Em seguida, Bolsonaro avaliou o trabalho da agência e comentou sobre a nomeação de Barra Torres para o cargo, no início do governo. 

“Eu acho que a Anvisa, acredito que o trabalho poderia ser diferente. Eu o nomeei para lá. Depois da nomeação, ele ganhou luz própria. Eu espero que ele acerte na Anvisa. Mas nós não tivemos nenhum atrito a ponto tal de ele falar que eu tinha que indicar qualquer indício de corrupção”, acrescentou. 

Pingos nos Is

Bolsonaro expressa abertamente sua hostilidade a veículos da imprensa e jornalistas. E também deixa bastante claro as suas preferências. A Jovem Pan, por exemplo, está entre as favoritas do presidente – foi o veículo que mais o entrevistou em 2021. Ele costuma fazer dobradinhas da Jovem Pan com suas lives de quinta-feira.
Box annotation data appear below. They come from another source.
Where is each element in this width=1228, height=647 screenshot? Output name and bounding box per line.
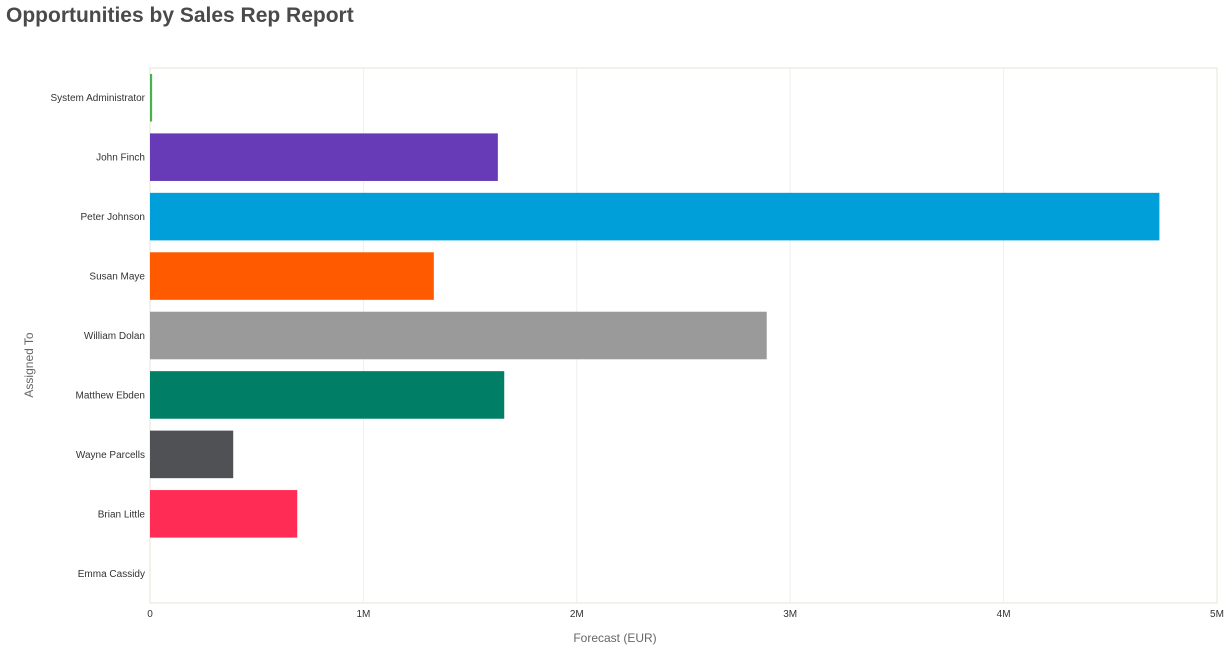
- category-label: Brian Little: [98, 509, 146, 520]
- bar-peter-johnson[interactable]: [150, 192, 1160, 241]
- category-label: Peter Johnson: [81, 212, 146, 223]
- bar-susan-maye[interactable]: [150, 252, 434, 300]
- x-axis-title: Forecast (EUR): [573, 631, 656, 645]
- x-tick-label: 4M: [997, 609, 1011, 620]
- x-tick-label: 1M: [356, 609, 370, 620]
- category-label: Wayne Parcells: [76, 450, 145, 461]
- bar-brian-little[interactable]: [150, 490, 298, 538]
- x-tick-label: 0: [147, 609, 153, 620]
- category-label: System Administrator: [51, 93, 146, 104]
- y-axis-title: Assigned To: [22, 332, 36, 397]
- x-tick-label: 3M: [783, 609, 797, 620]
- category-label: Emma Cassidy: [78, 569, 145, 580]
- page-title: Opportunities by Sales Rep Report: [6, 4, 354, 27]
- category-label: Matthew Ebden: [76, 390, 146, 401]
- bar-wayne-parcells[interactable]: [150, 430, 234, 479]
- bar-matthew-ebden[interactable]: [150, 371, 505, 419]
- category-label: John Finch: [96, 153, 145, 164]
- x-tick-label: 5M: [1210, 609, 1224, 620]
- category-labels: System Administrator John Finch Peter John…: [51, 93, 146, 580]
- x-tick-label: 2M: [570, 609, 584, 620]
- x-tick-labels: 0 1M 2M 3M 4M 5M: [147, 609, 1224, 620]
- bar-william-dolan[interactable]: [150, 311, 767, 360]
- bars: [150, 73, 1160, 538]
- bar-john-finch[interactable]: [150, 133, 498, 181]
- category-label: Susan Maye: [89, 272, 145, 283]
- category-label: William Dolan: [84, 331, 145, 342]
- bar-system-administrator[interactable]: [150, 73, 153, 122]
Neste início de 2022, a preferência do presidente produziu uma situação rara nesta segunda-feira (10): duas entrevistas exclusivas ao mesmo canal, uma pela manhã e outra à noite. A primeira gravada, editada e sem confrontos com Zoe Martinez. E a segunda ao vivo com jornalistas próximos de Bolsonaro: Vitor Brown, Augusto Nunes, Ana Paula Henkel, Cristina Graeml e Guilherme Fiuza.

Nota de Barra Torres

O diretor-presidente da Anvisa, Antonio Barra Torres, emitiu uma nota neste sábado (8) em que responde uma declaração do presidente Jair Bolsonaro, que questionou suposto interesse da agência relacionado a imunização infantil contra Covid.

Barra Torres disse que, caso o presidente tenha informações que “levantem o menor indício de corrupção” contra ele, que “não perca tempo nem prevarique” e que “determine imediata investigação policial”.
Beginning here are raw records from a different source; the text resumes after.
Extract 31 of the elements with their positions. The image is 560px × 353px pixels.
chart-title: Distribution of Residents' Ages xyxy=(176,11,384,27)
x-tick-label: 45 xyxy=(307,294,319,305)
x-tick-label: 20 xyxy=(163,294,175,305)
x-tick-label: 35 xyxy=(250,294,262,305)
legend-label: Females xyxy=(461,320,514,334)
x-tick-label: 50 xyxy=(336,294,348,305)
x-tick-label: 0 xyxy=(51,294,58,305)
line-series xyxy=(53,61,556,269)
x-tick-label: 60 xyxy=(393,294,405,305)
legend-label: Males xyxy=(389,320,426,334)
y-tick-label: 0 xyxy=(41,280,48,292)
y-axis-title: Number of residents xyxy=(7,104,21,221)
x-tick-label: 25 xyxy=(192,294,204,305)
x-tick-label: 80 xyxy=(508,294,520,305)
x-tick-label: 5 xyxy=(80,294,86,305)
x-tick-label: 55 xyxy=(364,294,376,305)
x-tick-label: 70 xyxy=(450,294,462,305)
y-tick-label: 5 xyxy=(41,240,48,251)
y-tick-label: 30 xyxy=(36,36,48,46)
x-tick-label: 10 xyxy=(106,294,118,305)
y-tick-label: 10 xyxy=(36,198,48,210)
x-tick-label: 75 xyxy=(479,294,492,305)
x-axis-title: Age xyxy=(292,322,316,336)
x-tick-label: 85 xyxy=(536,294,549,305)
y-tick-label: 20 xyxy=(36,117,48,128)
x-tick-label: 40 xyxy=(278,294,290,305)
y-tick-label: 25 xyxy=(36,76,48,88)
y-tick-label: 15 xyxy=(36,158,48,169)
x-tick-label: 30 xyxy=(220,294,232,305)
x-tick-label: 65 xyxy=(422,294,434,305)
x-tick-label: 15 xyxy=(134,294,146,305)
Barra Torres também pediu que, caso não tenha indícios, Bolsonaro se retrate da acusação feita contra a agência.

“Agora, se o senhor não possui tais informações ou indícios, exerça a grandeza que o seu cargo demanda e, pelo Deus que o senhor tanto cita, se retrate. Estamos combatendo o mesmo inimigo e ainda há muita guerra pela frente”, disse Barra Torres.

A Anvisa autorizou o uso da vacina Pfizer para vacinação infantil contra a Covid-19 no dia 16 de dezembro. No entanto, as regras para a imunização de crianças foram divulgadas pelo Ministério da Saúde apenas na última quarta-feira (5) após uma consulta pública realizada pela pasta.